Eric Pickles has dispatched three commissioners to oversee spending in the east London borough after a blistering report found public buildings had been sold to allies of the mayor and hundreds of thousands of pounds had been given as grants to ineligible bodies.
Contracts were awarded without the appropriate paperwork while Lutfur Rahman, the independent elected Mayor, personally selected preferred companies, an official report found.
Mr Pickles told the Commons that Mr Rahman had dispensed public money like a “medieval monarch” and oversaw an administration that was “at best dysfunctional, at worst riddled with cronyism and corruption”.
Mr Rahman’s election, in part thanks to support from the borough’s Bangladeshi community, is now being challenged in the High Court following allegations of electoral fraud.
He assumed some of the powers of the Chief Executive, failed to appoint permanent senior officials and his councillors regularly over-ruled of officers’ advice on how to spend taxpayers’ money, the report by PricewaterhouseCoopers (PwC) accountants found.
“Executive power is unchecked and executive power has been misused,” Mr Pickles told the Commons, adding Mr Rahman’s administration had allowed anti-Semitism and religious extremism to “fester”.
“The abuse of taxpayers’ money and culture of cronyism reflects a partisan community politics that seeks to trade favours and spread division on the rates,” he said.
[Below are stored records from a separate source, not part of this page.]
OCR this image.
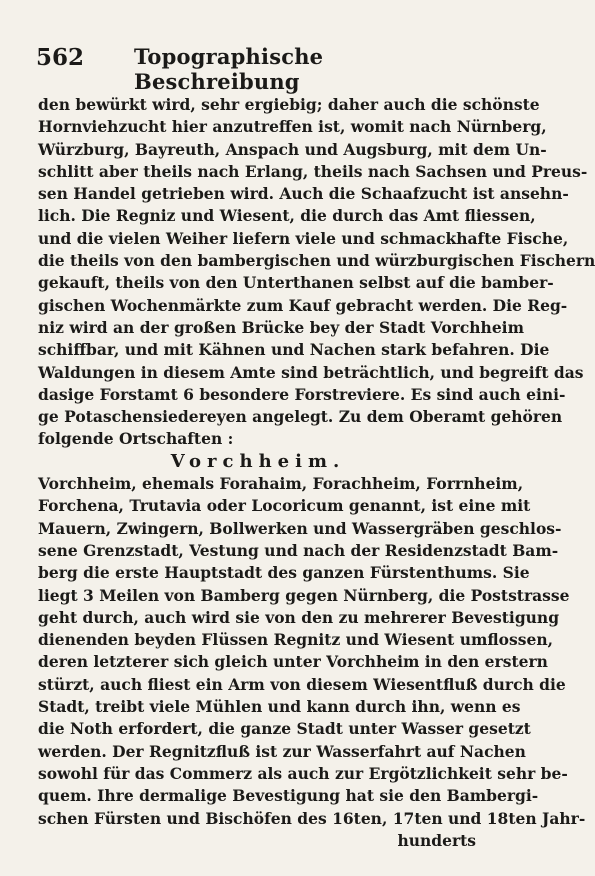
562 Topographische Beschreibung
den bewürkt wird, sehr ergiebig; daher auch die schönste
Hornviehzucht hier anzutreffen ist, womit nach Nürnberg,
Würzburg, Bayreuth, Anspach und Augsburg, mit dem Un-
schlitt aber theils nach Erlang, theils nach Sachsen und Preus-
sen Handel getrieben wird. Auch die Schaafzucht ist ansehn-
lich. Die Regniz und Wiesent, die durch das Amt fliessen,
und die vielen Weiher liefern viele und schmackhafte Fische,
die theils von den bambergischen und würzburgischen Fischern
gekauft, theils von den Unterthanen selbst auf die bamber-
gischen Wochenmärkte zum Kauf gebracht werden. Die Reg-
niz wird an der großen Brücke bey der Stadt Vorchheim
schiffbar, und mit Kähnen und Nachen stark befahren. Die
Waldungen in diesem Amte sind beträchtlich, und begreift das
dasige Forstamt 6 besondere Forstreviere. Es sind auch eini-
ge Potaschensiedereyen angelegt. Zu dem Oberamt gehören
folgende Ortschaften :
Vorchheim.
Vorchheim, ehemals Forahaim, Forachheim, Forrnheim,
Forchena, Trutavia oder Locoricum genannt, ist eine mit
Mauern, Zwingern, Bollwerken und Wassergräben geschlos-
sene Grenzstadt, Vestung und nach der Residenzstadt Bam-
berg die erste Hauptstadt des ganzen Fürstenthums. Sie
liegt 3 Meilen von Bamberg gegen Nürnberg, die Poststrasse
geht durch, auch wird sie von den zu mehrerer Bevestigung
dienenden beyden Flüssen Regnitz und Wiesent umflossen,
deren letzterer sich gleich unter Vorchheim in den erstern
stürzt, auch fliest ein Arm von diesem Wiesentfluß durch die
Stadt, treibt viele Mühlen und kann durch ihn, wenn es
die Noth erfordert, die ganze Stadt unter Wasser gesetzt
werden. Der Regnitzfluß ist zur Wasserfahrt auf Nachen
sowohl für das Commerz als auch zur Ergötzlichkeit sehr be-
quem. Ihre dermalige Bevestigung hat sie den Bambergi-
schen Fürsten und Bischöfen des 16ten, 17ten und 18ten Jahr-
hunderts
The Metropolitan Police are investigating possible fraud in payments made to nine organisations under a youth program worth £2.5 million and largely funded by central government. The auditors found procurement paperwork missing in ten out of 11 grant awards it examined.
The PwC report will be been submitted to police for scrutiny.
In total, some £407,000 was awarded to bodies that were ineligible for council funding.
There was a “lack of transparency generally over the rationale as to grant awards”, the audit found. Elected councillors frequently made “significant changes” to the recommendations of council officials to divert cash heavily into Bangladeshi areas such as Whitechapel and Banglatown,
Mr Rahman personally doled out funds to lunch clubs and community festivals through a £1 million pot known as the 954 Fund, drawn from a “surplus” in other budgets. There was no open application process, with funds given out at councillor’s discretion. One £36,000 grant made last month was a duplication of a payment made for the same services under a separate contract, the report found.
The report found a number of “dubious” property transactions. Poplar’s Victorian town hall was sold £875,000 in 2011 to Dreamstar, a company part-owned by Mujibul Islam, who ran Mr Rahman’s election campaign website.
The bid was submitted late and after rival bids had been opened, “creating a risk of bid manipulation”, the report found. The contract was awarded against the advice of officials.
A “significant number” of contracts were awarded without signed paperwork or an audit trail. One witness said Mr Rahman personally annotated a list of suppliers, to show which he did not want to win contracts.
The report, which will cost the borough more than £1 million, was frustrated by Mr Rahman’s team. They responded to allegations of wrongdoing with “denial or obfuscation”.
Mr Rahman said the report failed to provide evidence of criminality or fraud and said his team wanted to “get on with our jobs”.
“The report highlights flaws in processes. These are regrettable. We will learn from this report and strengthen our procedures accordingly,” he said.
Meg Hillier, the Labour MP for Hackney, called on Mr Rahman to resign. Mr Pickles responded: “He would not be missed”.
He added: “It seems to me that the mayor’s test is, ‘If you’re not actually caught with your fingers in the till, you’re innocent.’ There are serious flaws in what has occurred. If I was the mayor of Tower Hamlets, I would be hanging my head in shame.”
Jim Fitzpatrick, the local MP, accused Mr Rahman of “lying” to the PwC investigators.